HOOTON TENNIS CLUBHarvest Sun @ Invisible Wind Factory 9/12/16
Before heading off to this gig, a friend expressed great envy that she wasn’t going herself, and said “ooh, they found the dog!” Wallph, a missing dog feared stolen, she explained, posters about him all over town, was found by HOOTON TENNIS CLUB. It threw up an image of the band of going out and fighting minor crimes across the streets of Merseyside, or snuffling out lost pets at least, in a 2016 cockapoo-whispering episode of Scooby Doo, or The Monkees telly show.
Because that’s a bit what Hooton Tennis Club are like; four affable types; happy, turn-that-frown-upside-down characters. And they’re true to form as they lollop on stage tonight, friendly puppies themselves, and we’re warmed by their smiles.
Starting with Growing Concerns, O Man, Won’t You Melt Me? goes down especially well and single from the first album P.O.W.E.R.F.U.L. P.I.E.R.R.E is always a live favourite. Bootcut Jimmy The G is slightly loopy, and loved by the audience.
Bass player Callum McFadden takes on the mantle of showman, throwing himself about the stage, the middle visual that shouldn’t work in theory but does anyway. We nearly got the splits from him this evening… very nearly. Next time, maybe. Vocalists Ryan Murphy and James Madden share and swap roles easily and casually, as Harry Chalmers powers away on drums.

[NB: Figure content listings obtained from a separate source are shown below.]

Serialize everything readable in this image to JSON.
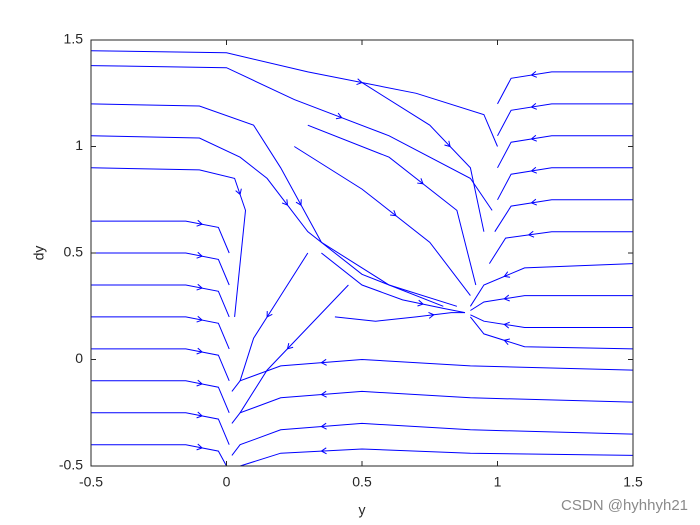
{
  "chart_data": {
    "type": "streamlines",
    "xlabel": "y",
    "ylabel": "dy",
    "xlim": [
      -0.5,
      1.5
    ],
    "ylim": [
      -0.5,
      1.5
    ],
    "xticks": [
      -0.5,
      0,
      0.5,
      1,
      1.5
    ],
    "yticks": [
      -0.5,
      0,
      0.5,
      1,
      1.5
    ],
    "color": "#0000ff",
    "series": [
      {
        "x": [
          -0.5,
          -0.15,
          -0.03,
          0.01
        ],
        "y": [
          0.65,
          0.65,
          0.62,
          0.5
        ]
      },
      {
        "x": [
          -0.5,
          -0.15,
          -0.03,
          0.01
        ],
        "y": [
          0.5,
          0.5,
          0.47,
          0.35
        ]
      },
      {
        "x": [
          -0.5,
          -0.15,
          -0.03,
          0.01
        ],
        "y": [
          0.35,
          0.35,
          0.32,
          0.2
        ]
      },
      {
        "x": [
          -0.5,
          -0.15,
          -0.03,
          0.01
        ],
        "y": [
          0.2,
          0.2,
          0.17,
          0.05
        ]
      },
      {
        "x": [
          -0.5,
          -0.15,
          -0.03,
          0.01
        ],
        "y": [
          0.05,
          0.05,
          0.02,
          -0.1
        ]
      },
      {
        "x": [
          -0.5,
          -0.15,
          -0.03,
          0.01
        ],
        "y": [
          -0.1,
          -0.1,
          -0.13,
          -0.25
        ]
      },
      {
        "x": [
          -0.5,
          -0.15,
          -0.03,
          0.01
        ],
        "y": [
          -0.25,
          -0.25,
          -0.28,
          -0.4
        ]
      },
      {
        "x": [
          -0.5,
          -0.15,
          -0.03,
          0.0
        ],
        "y": [
          -0.4,
          -0.4,
          -0.43,
          -0.5
        ]
      },
      {
        "x": [
          1.5,
          0.9,
          0.5,
          0.2,
          0.05,
          0.02
        ],
        "y": [
          -0.05,
          -0.03,
          0.0,
          -0.03,
          -0.1,
          -0.15
        ]
      },
      {
        "x": [
          1.5,
          0.9,
          0.5,
          0.2,
          0.05,
          0.02
        ],
        "y": [
          -0.2,
          -0.18,
          -0.15,
          -0.18,
          -0.25,
          -0.3
        ]
      },
      {
        "x": [
          1.5,
          0.9,
          0.5,
          0.2,
          0.05,
          0.02
        ],
        "y": [
          -0.35,
          -0.33,
          -0.3,
          -0.33,
          -0.4,
          -0.45
        ]
      },
      {
        "x": [
          1.5,
          0.9,
          0.5,
          0.2,
          0.05
        ],
        "y": [
          -0.45,
          -0.44,
          -0.42,
          -0.44,
          -0.5
        ]
      },
      {
        "x": [
          1.5,
          1.2,
          1.05,
          1.0
        ],
        "y": [
          1.35,
          1.35,
          1.32,
          1.2
        ]
      },
      {
        "x": [
          1.5,
          1.2,
          1.05,
          1.0
        ],
        "y": [
          1.2,
          1.2,
          1.17,
          1.05
        ]
      },
      {
        "x": [
          1.5,
          1.2,
          1.05,
          1.0
        ],
        "y": [
          1.05,
          1.05,
          1.02,
          0.9
        ]
      },
      {
        "x": [
          1.5,
          1.2,
          1.05,
          1.0
        ],
        "y": [
          0.9,
          0.9,
          0.87,
          0.75
        ]
      },
      {
        "x": [
          1.5,
          1.2,
          1.05,
          0.99
        ],
        "y": [
          0.75,
          0.75,
          0.72,
          0.6
        ]
      },
      {
        "x": [
          1.5,
          1.2,
          1.03,
          0.97
        ],
        "y": [
          0.6,
          0.6,
          0.57,
          0.45
        ]
      },
      {
        "x": [
          1.5,
          1.1,
          0.95,
          0.9
        ],
        "y": [
          0.45,
          0.43,
          0.35,
          0.25
        ]
      },
      {
        "x": [
          1.5,
          1.1,
          0.95,
          0.9
        ],
        "y": [
          0.3,
          0.3,
          0.27,
          0.23
        ]
      },
      {
        "x": [
          1.5,
          1.1,
          0.95,
          0.9
        ],
        "y": [
          0.15,
          0.15,
          0.18,
          0.21
        ]
      },
      {
        "x": [
          1.5,
          1.1,
          0.95,
          0.9
        ],
        "y": [
          0.05,
          0.06,
          0.12,
          0.2
        ]
      },
      {
        "x": [
          -0.5,
          0.0,
          0.3,
          0.7,
          0.95,
          1.0
        ],
        "y": [
          1.45,
          1.44,
          1.35,
          1.25,
          1.15,
          1.0
        ]
      },
      {
        "x": [
          -0.5,
          0.0,
          0.25,
          0.6,
          0.9,
          0.98
        ],
        "y": [
          1.38,
          1.37,
          1.22,
          1.05,
          0.85,
          0.7
        ]
      },
      {
        "x": [
          -0.5,
          -0.1,
          0.1,
          0.2,
          0.35,
          0.6,
          0.85
        ],
        "y": [
          1.2,
          1.19,
          1.1,
          0.9,
          0.55,
          0.35,
          0.25
        ]
      },
      {
        "x": [
          -0.5,
          -0.1,
          0.05,
          0.15,
          0.3,
          0.5,
          0.8
        ],
        "y": [
          1.05,
          1.04,
          0.95,
          0.85,
          0.6,
          0.4,
          0.25
        ]
      },
      {
        "x": [
          -0.5,
          -0.1,
          0.03,
          0.07,
          0.03
        ],
        "y": [
          0.9,
          0.89,
          0.85,
          0.7,
          0.2
        ]
      },
      {
        "x": [
          0.25,
          0.5,
          0.75,
          0.9
        ],
        "y": [
          1.0,
          0.8,
          0.55,
          0.3
        ]
      },
      {
        "x": [
          0.3,
          0.6,
          0.85,
          0.92
        ],
        "y": [
          1.1,
          0.95,
          0.7,
          0.35
        ]
      },
      {
        "x": [
          0.5,
          0.75,
          0.9,
          0.95
        ],
        "y": [
          1.3,
          1.1,
          0.9,
          0.6
        ]
      },
      {
        "x": [
          0.35,
          0.5,
          0.65,
          0.8,
          0.88
        ],
        "y": [
          0.5,
          0.35,
          0.28,
          0.24,
          0.22
        ]
      },
      {
        "x": [
          0.4,
          0.55,
          0.7,
          0.83,
          0.88
        ],
        "y": [
          0.2,
          0.18,
          0.2,
          0.22,
          0.22
        ]
      },
      {
        "x": [
          0.3,
          0.2,
          0.1,
          0.05
        ],
        "y": [
          0.5,
          0.3,
          0.1,
          -0.1
        ]
      },
      {
        "x": [
          0.45,
          0.3,
          0.15,
          0.05
        ],
        "y": [
          0.35,
          0.15,
          -0.05,
          -0.25
        ]
      }
    ],
    "watermark": "CSDN @hyhhyh21"
  }
}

Hooton Tennis Club have released two albums of quality pop songs in consecutive years, but it’s reassuring that there’s still something schoolboyish and ramshackle, and slightly off the cuff about them. Ryan has a snapped string early on in proceedings. He asks for a replacement instrument, explaining the situation with an apologetic shrug. And when we heard a rumour he was going to be playing his new guitar later, made out of a Dunlop tennis racket, we assumed tongue-in-cheek Hooton Tennis Club larks, but no – it proved to be true. It’s a relief that Hooton Tennis Club have lost none of their charm.

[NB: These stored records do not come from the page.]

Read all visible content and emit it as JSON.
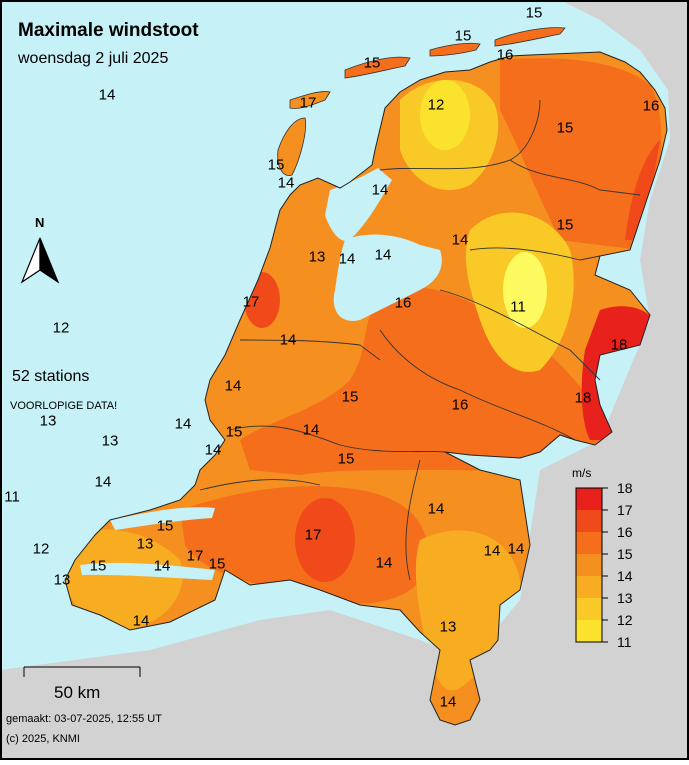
{
  "title": "Maximale windstoot",
  "subtitle": "woensdag 2 juli 2025",
  "stations_text": "52 stations",
  "preliminary_text": "VOORLOPIGE DATA!",
  "north_label": "N",
  "scale_label": "50 km",
  "made_text": "gemaakt: 03-07-2025, 12:55 UT",
  "copyright_text": "(c) 2025, KNMI",
  "legend": {
    "unit": "m/s",
    "values": [
      "18",
      "17",
      "16",
      "15",
      "14",
      "13",
      "12",
      "11"
    ],
    "colors": [
      "#e8211c",
      "#f04a1a",
      "#f46e1c",
      "#f58f1f",
      "#f7ac22",
      "#f9c927",
      "#fbe22d",
      "#fdfa60"
    ]
  },
  "colors": {
    "sea": "#c6f1f7",
    "land_outside": "#d2d2d2",
    "frame": "#000000"
  },
  "station_values": [
    "15",
    "15",
    "16",
    "15",
    "17",
    "12",
    "16",
    "14",
    "15",
    "15",
    "14",
    "14",
    "14",
    "15",
    "13",
    "14",
    "14",
    "11",
    "17",
    "16",
    "14",
    "18",
    "12",
    "14",
    "15",
    "16",
    "18",
    "13",
    "13",
    "14",
    "14",
    "15",
    "14",
    "11",
    "14",
    "14",
    "12",
    "15",
    "13",
    "17",
    "15",
    "13",
    "15",
    "14",
    "17",
    "15",
    "14",
    "14",
    "13",
    "14",
    "14",
    "14"
  ]
}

Songs from Big Box Of Chocolates, triumph, the crowd giving them as enthusiastic a reception as the old songs, the ones that aren’t so old after all. This new grown up album shows the band as a tighter, more confident unit than ever before, with a performance this evening that does the recordings proud. We are left with no doubt that Hooton Tennis Club are playing amongst the big boys and girls now, snapped strings and novelty tennis rackets or not.